Koniec złej passy Antka Królikowskiego? Aktor ogłasza dobre nowiny. Fani podzieleni. Jedni się cieszą, inni węszą kłopoty...
Rok temu 7 sierpnia Antek Królikowski i Joanna Opozda ślubowali sobie wierność w kościele św. Wojciecha na warszawskiej Woli. Po ślubie odbyło się piękne wesele i wszystko wskazywało, że będą żyli długo i szczęśliwie, zwłaszcza że ogłosili, iż wkrótce zostaną rodzicami.
09.08.2022 | aktual.: 09.08.2022 20:40
Niestety ta baśń nie zakończyła się szczęśliwie. Jeszcze przed narodzinami dziecka, Antek opuścił wspólne mieszkanie i jeśli wierzyć informatorom, portali, zamieszkał z kochanką. Joanna została sama z noworodkiem.
Potem Antoni zaliczył sporą wpadkę wizerunkową. Wymyślił pato-galę freak fight w Opolu, na której w walce wieczoru miały zmierzyć się sobowtóry Wołodymyra Zełenskiego i Władimira Putina. Skandaliczny pomysł wywołał ogromną burzę w internecie, o której pisały nawet zagraniczne media. Aktor przeprosił za swój pomysł, a wkrótce potem wyznał, że jest chory i zmaga się ze stwardnieniem rozsianym. Ogłosił też, że zamierza odpocząć od mediów.
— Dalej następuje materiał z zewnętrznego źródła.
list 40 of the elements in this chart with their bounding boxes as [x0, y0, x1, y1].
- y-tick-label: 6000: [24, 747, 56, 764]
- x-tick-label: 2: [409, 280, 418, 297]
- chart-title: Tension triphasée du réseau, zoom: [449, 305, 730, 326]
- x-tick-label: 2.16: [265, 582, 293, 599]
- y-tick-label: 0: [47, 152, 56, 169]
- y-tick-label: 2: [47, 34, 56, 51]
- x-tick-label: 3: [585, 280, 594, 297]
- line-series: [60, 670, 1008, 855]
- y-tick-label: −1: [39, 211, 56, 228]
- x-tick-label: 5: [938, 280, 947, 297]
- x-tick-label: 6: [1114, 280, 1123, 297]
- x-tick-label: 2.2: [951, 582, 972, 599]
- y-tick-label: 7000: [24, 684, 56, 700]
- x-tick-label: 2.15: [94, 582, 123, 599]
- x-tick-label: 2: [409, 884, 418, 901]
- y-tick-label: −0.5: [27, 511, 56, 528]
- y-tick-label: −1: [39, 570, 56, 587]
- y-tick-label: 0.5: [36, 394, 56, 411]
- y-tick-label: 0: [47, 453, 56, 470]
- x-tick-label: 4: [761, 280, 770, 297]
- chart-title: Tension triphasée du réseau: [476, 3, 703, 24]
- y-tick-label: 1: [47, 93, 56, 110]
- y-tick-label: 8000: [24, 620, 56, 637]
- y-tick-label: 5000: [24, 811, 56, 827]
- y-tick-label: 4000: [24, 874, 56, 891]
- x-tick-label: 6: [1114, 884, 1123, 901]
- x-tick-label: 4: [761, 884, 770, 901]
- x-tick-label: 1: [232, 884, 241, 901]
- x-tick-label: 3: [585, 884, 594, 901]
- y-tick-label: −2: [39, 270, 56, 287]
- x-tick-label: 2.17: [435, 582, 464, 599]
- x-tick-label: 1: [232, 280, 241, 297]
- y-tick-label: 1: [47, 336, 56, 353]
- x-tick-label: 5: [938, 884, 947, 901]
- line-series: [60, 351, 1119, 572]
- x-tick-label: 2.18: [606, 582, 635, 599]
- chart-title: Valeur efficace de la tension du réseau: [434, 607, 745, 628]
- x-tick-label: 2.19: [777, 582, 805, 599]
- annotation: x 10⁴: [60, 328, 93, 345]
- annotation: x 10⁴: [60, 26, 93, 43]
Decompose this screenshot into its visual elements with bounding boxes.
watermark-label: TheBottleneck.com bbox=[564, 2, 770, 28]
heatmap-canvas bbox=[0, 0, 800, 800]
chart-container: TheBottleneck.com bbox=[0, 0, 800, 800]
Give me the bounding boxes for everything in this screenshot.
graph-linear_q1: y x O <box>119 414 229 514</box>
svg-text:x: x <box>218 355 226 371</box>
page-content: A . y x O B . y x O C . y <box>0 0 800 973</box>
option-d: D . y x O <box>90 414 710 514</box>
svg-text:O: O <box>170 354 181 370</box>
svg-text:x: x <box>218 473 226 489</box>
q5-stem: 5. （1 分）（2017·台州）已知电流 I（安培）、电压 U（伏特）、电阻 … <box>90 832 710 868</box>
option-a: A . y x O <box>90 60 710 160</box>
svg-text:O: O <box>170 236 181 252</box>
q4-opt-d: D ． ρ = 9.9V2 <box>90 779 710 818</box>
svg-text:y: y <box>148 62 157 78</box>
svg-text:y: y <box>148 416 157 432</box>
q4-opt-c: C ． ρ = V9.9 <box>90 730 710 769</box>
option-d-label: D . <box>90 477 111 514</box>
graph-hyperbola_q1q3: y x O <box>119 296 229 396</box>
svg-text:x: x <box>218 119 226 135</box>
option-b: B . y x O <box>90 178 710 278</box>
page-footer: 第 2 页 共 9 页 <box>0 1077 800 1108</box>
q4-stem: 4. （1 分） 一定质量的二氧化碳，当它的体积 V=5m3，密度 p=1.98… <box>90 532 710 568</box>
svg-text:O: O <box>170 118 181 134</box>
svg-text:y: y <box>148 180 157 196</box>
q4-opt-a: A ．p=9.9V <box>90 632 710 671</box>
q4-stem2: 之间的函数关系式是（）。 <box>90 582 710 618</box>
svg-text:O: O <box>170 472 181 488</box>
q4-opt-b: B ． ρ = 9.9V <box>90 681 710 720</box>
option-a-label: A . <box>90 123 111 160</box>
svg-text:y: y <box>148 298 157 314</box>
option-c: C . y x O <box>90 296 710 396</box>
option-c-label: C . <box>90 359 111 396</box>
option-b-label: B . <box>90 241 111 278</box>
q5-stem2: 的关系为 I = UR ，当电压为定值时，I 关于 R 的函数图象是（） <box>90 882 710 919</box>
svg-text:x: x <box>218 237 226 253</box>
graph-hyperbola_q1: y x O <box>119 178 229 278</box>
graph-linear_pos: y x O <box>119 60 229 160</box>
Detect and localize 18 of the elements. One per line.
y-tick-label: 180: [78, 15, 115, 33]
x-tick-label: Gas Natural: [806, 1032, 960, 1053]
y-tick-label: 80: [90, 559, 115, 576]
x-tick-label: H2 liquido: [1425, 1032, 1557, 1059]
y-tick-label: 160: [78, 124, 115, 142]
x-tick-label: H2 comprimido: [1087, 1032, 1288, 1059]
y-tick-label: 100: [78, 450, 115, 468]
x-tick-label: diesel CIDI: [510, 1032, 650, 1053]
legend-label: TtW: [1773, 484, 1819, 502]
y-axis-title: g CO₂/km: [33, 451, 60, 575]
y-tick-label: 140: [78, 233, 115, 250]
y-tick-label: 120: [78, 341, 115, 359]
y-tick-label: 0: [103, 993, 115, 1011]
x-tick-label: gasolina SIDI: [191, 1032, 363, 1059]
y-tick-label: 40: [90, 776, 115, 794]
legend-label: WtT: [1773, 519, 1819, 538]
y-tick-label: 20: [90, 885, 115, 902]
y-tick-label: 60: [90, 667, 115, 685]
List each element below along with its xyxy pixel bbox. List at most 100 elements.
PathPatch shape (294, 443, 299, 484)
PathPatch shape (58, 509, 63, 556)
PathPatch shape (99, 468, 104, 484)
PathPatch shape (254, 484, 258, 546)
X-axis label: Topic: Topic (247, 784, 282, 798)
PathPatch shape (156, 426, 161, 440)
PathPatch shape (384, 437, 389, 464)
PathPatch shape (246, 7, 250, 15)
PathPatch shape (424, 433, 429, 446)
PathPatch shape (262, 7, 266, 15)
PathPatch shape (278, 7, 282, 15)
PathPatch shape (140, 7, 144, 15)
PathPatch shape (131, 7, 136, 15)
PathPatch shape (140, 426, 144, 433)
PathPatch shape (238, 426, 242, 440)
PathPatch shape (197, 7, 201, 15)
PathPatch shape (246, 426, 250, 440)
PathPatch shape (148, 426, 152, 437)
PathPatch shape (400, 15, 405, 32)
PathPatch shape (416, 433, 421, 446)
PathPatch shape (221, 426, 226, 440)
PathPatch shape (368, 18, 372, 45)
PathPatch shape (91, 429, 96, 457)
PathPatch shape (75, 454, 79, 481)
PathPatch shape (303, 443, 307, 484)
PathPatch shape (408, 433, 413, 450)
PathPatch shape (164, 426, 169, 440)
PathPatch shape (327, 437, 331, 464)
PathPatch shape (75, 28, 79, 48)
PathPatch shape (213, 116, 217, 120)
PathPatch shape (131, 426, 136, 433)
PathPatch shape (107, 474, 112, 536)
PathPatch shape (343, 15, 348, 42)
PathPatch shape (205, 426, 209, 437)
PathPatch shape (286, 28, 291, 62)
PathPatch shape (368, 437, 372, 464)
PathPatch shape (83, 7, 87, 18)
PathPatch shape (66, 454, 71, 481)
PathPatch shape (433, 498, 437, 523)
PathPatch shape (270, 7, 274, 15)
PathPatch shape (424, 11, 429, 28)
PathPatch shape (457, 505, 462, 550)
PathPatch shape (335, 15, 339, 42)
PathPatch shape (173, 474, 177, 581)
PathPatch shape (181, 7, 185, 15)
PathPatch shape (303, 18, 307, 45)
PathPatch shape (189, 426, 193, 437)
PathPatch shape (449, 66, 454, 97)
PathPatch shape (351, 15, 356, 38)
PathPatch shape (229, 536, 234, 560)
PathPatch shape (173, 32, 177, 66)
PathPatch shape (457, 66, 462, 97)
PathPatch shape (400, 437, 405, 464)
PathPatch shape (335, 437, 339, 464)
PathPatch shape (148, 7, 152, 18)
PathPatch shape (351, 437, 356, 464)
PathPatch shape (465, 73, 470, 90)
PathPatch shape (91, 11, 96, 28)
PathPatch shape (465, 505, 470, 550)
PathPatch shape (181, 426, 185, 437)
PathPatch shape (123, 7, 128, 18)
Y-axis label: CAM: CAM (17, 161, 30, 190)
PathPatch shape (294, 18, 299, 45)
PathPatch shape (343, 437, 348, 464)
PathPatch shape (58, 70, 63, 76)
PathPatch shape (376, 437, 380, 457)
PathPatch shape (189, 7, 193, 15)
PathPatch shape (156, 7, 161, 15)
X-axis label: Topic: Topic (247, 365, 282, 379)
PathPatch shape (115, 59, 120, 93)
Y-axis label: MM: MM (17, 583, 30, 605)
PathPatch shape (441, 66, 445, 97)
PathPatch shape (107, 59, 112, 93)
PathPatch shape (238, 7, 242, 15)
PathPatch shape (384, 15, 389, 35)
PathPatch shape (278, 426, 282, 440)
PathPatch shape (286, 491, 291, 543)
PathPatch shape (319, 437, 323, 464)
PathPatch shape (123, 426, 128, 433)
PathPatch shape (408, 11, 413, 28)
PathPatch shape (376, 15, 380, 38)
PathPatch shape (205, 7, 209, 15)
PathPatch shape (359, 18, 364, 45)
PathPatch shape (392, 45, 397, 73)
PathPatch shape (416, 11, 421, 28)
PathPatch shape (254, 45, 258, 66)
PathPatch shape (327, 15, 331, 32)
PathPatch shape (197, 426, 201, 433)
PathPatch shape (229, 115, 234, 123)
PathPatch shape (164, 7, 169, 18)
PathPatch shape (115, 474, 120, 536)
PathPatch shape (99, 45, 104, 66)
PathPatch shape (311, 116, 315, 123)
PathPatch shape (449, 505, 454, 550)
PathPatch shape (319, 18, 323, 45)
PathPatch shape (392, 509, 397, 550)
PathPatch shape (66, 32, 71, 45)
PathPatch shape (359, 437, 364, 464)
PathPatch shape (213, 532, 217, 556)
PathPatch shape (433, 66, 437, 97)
Wrócił z przytupem, kiedy to opublikował oświadczenie, do którego miały go sprowokować publikacje w mediach, w których Joanna wdała się w dyskusję z członkami jego rodziny, po tym, jak ci poczuli się dotknięci odwołaniem chrzcin małego Vincenta.
Antek oskarżył żonę o to, że kłamie i że odebrała mu pracę. Ten drugi zarzut brzmi nieco dziwnie.
Opozda na dowód tego, że jej były partner mija się z prawdą, pokazała screeny ich wiadomości. Królikowski upublicznił natomiast screeny przelewów na rzecz syna, po tym jak Joanna wyznała, że nie płaci ustalonych przez sąd alimentów. Afera zapewne zakończy się dopiero po rozwodzie.
Tymczasem Joanna zajęła się synem i rozwojem kariery, ale także i Antoni ogłosił koniec złej passy.
Antek Królikowski ogłasza dobre nowiny
Antek Królikowski obecnie przybywa na urlopie. Na swoim profilu na Instagramie zamieścił zdjęcie, na którym widzimy, jak w zamyśleniu siedzi nad laptopem. Pod fotografią aktor zamieścił kilka hasztagów sugerujących, że zaczyna pracę nad czymś naprawdę dużym.
Pod wpisem przeróżne komentarze. Od tych od zadowolonych fanów, którzy zacierają ręce, na nadchodzące nowe, do tych, które sugerują, że szykuje się kolejna wpadka...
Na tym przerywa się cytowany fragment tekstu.